Spacemacs uses “Evil mode”[1], which is available just as a regular (MELPA) package. I started with Vim and so I’ve always used evil. “Vanilla” emacs, spacemacs, now doom.
I'm curious if you've already used evil with vanilla why you'd migrate to spacemacs or doom. I've never found either to add much that a custom config can't get to easily and with more control. Maybe that's changed in the past half-decade or so since I last tried Spacemacs, though.
The vim bindings are only one part of Spacemacs. The other (and I'd say most important) part is the SPC menu that exposes hundreds of keybindings in a discoverable, unobtrusive, and interactive interface.

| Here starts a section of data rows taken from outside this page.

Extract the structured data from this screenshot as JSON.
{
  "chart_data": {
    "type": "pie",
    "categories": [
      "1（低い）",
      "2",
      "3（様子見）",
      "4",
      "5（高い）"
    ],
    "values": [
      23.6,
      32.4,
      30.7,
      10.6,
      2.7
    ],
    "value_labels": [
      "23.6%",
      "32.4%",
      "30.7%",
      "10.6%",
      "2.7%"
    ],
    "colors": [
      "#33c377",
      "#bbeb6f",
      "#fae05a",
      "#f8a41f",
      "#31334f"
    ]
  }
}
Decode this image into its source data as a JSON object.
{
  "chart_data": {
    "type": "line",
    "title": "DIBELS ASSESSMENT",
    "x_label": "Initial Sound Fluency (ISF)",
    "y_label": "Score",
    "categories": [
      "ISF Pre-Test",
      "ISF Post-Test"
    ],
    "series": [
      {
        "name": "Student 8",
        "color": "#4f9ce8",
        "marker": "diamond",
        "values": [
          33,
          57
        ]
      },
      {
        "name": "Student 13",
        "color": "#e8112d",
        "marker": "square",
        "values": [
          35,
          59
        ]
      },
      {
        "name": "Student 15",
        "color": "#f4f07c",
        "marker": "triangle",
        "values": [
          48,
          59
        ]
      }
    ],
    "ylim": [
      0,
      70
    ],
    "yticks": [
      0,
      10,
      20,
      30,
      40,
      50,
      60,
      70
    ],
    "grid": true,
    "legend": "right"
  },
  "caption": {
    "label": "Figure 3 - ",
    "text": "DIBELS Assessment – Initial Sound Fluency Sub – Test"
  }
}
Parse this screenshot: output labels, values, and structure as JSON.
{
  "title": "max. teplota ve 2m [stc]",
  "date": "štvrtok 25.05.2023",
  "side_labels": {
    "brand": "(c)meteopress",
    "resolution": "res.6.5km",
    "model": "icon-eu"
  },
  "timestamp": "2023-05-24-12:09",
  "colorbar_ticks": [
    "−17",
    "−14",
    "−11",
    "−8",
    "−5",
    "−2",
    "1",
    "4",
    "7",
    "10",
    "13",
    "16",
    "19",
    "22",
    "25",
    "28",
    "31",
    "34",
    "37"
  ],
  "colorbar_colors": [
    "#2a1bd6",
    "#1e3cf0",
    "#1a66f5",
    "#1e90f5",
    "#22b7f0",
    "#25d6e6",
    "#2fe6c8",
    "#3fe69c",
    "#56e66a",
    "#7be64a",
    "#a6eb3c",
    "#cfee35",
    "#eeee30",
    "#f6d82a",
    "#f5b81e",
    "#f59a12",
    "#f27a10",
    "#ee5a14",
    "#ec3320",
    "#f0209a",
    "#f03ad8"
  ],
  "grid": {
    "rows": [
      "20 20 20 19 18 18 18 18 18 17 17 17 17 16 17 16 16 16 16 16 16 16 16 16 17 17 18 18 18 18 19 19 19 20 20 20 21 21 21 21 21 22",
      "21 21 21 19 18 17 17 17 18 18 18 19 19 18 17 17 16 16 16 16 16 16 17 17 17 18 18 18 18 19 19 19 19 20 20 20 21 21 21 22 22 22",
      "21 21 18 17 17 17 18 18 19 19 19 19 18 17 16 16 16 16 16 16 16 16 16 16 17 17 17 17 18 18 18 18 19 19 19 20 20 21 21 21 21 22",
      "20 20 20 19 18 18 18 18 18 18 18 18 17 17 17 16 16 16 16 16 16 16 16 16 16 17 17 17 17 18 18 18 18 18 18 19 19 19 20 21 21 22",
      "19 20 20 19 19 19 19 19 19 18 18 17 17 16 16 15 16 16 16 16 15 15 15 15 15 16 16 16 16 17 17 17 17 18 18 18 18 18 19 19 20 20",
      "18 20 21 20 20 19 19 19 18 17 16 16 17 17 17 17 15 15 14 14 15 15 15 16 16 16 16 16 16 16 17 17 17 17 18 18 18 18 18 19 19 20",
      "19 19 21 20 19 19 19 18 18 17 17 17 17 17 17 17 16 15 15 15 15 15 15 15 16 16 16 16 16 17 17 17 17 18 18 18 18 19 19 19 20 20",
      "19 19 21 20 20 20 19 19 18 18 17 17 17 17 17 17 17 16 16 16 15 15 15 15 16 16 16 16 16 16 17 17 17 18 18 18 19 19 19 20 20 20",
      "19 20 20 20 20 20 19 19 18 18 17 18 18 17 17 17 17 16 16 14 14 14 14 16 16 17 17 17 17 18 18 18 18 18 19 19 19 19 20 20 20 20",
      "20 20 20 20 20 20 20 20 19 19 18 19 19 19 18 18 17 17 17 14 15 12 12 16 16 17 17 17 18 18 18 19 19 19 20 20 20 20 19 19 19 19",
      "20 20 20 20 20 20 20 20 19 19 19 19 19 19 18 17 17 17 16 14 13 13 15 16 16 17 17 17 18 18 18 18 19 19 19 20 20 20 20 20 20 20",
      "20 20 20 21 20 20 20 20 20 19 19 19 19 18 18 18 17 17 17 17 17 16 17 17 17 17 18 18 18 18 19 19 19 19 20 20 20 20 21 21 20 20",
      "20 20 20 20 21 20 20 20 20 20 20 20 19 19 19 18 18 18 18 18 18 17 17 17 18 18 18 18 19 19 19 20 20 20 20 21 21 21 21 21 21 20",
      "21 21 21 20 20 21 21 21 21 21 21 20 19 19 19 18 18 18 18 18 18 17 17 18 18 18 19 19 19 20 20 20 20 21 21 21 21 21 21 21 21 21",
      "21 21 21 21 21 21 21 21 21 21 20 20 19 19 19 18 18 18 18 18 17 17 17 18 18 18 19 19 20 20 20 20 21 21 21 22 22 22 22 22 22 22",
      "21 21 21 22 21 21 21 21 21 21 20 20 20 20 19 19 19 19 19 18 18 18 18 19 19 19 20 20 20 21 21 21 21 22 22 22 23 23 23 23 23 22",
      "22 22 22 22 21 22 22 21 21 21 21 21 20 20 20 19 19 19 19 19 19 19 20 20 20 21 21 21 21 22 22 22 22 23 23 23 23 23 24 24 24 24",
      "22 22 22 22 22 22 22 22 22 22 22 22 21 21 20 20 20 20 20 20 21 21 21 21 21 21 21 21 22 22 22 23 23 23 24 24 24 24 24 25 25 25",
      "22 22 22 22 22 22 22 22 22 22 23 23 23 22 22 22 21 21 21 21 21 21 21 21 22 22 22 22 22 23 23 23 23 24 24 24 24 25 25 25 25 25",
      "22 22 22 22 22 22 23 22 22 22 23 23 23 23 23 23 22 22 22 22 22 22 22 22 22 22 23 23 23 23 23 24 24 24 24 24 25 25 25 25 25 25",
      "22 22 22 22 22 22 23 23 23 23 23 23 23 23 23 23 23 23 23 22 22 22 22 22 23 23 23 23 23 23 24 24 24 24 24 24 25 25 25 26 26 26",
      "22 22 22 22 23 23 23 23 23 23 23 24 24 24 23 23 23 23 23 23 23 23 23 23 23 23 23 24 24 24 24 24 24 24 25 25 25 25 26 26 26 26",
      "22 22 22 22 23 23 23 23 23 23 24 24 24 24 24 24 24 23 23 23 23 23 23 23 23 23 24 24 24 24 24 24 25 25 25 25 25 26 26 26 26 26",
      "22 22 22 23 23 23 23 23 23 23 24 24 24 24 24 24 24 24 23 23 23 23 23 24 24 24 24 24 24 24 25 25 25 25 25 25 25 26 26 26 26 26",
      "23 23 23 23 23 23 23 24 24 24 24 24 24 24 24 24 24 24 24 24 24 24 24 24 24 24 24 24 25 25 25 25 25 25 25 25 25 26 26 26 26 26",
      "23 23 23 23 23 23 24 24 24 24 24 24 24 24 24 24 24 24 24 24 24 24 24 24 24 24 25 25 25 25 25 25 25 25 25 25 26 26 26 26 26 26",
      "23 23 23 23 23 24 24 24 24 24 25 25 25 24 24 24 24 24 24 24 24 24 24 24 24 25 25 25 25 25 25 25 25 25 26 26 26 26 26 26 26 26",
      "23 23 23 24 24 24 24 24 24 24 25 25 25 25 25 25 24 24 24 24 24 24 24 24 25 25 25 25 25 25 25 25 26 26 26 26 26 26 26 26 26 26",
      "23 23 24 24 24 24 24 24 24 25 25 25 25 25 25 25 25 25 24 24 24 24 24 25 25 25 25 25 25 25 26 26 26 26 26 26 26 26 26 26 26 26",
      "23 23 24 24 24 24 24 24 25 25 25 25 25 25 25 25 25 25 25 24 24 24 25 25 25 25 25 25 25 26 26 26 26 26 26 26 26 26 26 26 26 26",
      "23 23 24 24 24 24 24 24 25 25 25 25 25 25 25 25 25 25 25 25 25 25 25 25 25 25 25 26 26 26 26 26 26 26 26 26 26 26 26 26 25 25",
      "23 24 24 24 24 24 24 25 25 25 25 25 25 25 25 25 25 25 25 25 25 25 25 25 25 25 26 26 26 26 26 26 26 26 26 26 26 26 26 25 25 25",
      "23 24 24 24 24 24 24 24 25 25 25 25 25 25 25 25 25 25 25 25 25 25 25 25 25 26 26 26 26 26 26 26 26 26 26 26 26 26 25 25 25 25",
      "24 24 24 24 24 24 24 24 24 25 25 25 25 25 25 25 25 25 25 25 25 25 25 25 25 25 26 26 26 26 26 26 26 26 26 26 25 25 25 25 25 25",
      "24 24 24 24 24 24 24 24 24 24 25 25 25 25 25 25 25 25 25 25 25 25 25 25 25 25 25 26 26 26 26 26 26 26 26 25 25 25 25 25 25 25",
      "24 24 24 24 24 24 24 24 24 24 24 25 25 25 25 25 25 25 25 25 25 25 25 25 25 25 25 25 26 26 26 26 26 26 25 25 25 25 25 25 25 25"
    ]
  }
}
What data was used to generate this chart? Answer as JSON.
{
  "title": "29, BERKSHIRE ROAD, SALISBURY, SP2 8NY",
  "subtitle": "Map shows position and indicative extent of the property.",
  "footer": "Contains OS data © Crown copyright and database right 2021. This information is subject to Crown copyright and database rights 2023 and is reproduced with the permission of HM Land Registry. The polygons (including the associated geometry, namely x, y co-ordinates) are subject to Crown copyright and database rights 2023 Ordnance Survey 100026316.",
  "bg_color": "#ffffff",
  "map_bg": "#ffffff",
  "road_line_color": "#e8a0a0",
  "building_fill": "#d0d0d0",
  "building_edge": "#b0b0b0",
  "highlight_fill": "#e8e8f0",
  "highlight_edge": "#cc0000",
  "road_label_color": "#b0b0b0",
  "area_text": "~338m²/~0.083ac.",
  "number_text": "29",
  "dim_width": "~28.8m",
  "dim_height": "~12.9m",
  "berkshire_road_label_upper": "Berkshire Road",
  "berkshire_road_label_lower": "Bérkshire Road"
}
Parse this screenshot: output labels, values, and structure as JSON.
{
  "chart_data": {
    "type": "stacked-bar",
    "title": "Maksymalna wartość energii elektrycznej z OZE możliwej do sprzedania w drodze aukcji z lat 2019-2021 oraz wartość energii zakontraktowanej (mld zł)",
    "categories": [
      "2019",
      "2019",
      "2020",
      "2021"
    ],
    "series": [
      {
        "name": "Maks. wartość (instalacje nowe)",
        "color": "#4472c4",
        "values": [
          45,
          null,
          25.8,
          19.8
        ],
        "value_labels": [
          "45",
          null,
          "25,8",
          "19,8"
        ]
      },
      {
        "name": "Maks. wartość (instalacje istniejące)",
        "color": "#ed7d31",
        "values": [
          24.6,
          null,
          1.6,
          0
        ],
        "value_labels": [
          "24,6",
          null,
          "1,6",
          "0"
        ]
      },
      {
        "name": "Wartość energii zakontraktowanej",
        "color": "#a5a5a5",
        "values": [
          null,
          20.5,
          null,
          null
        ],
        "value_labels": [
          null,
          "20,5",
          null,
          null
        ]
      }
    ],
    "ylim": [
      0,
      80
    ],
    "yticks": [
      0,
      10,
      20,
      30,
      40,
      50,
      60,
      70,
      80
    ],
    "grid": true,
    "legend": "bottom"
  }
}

The keybindings are bound with evil and displayed with which-key, but the spacemacs special sauce is the keybindings themselves. There are probably thousands of them across all the optional layers. They're crowd-sourced essentially. So you don't have to set them up manually for each language/tool you work with, you just add the layer and get sensible defaults out of the box.
I guess so? And if the aim is to make something completely custom, that's fine. But the Spacemacs keybindings are very well thought out, the configuration is just as important as the feature itself.
I have a somewhat lengthy vanilla config, and I can tell you why I'm thinking about trying out Doom:
At work, I had to make some simple modifications in a go project. I've never done go before, so I had to google how to add support for it on emacs. There's always more than one choice, which one is the best maintained package? Is there an optional but ubiquitous plugin that will make it more enjoyable?
With Doom, you just add the go layer and you're good to go. I'm fine spending time setting up, i.e., a clojure config, since I use it all the time. It's well-spent effort. Not as much for a language I seldom have to use.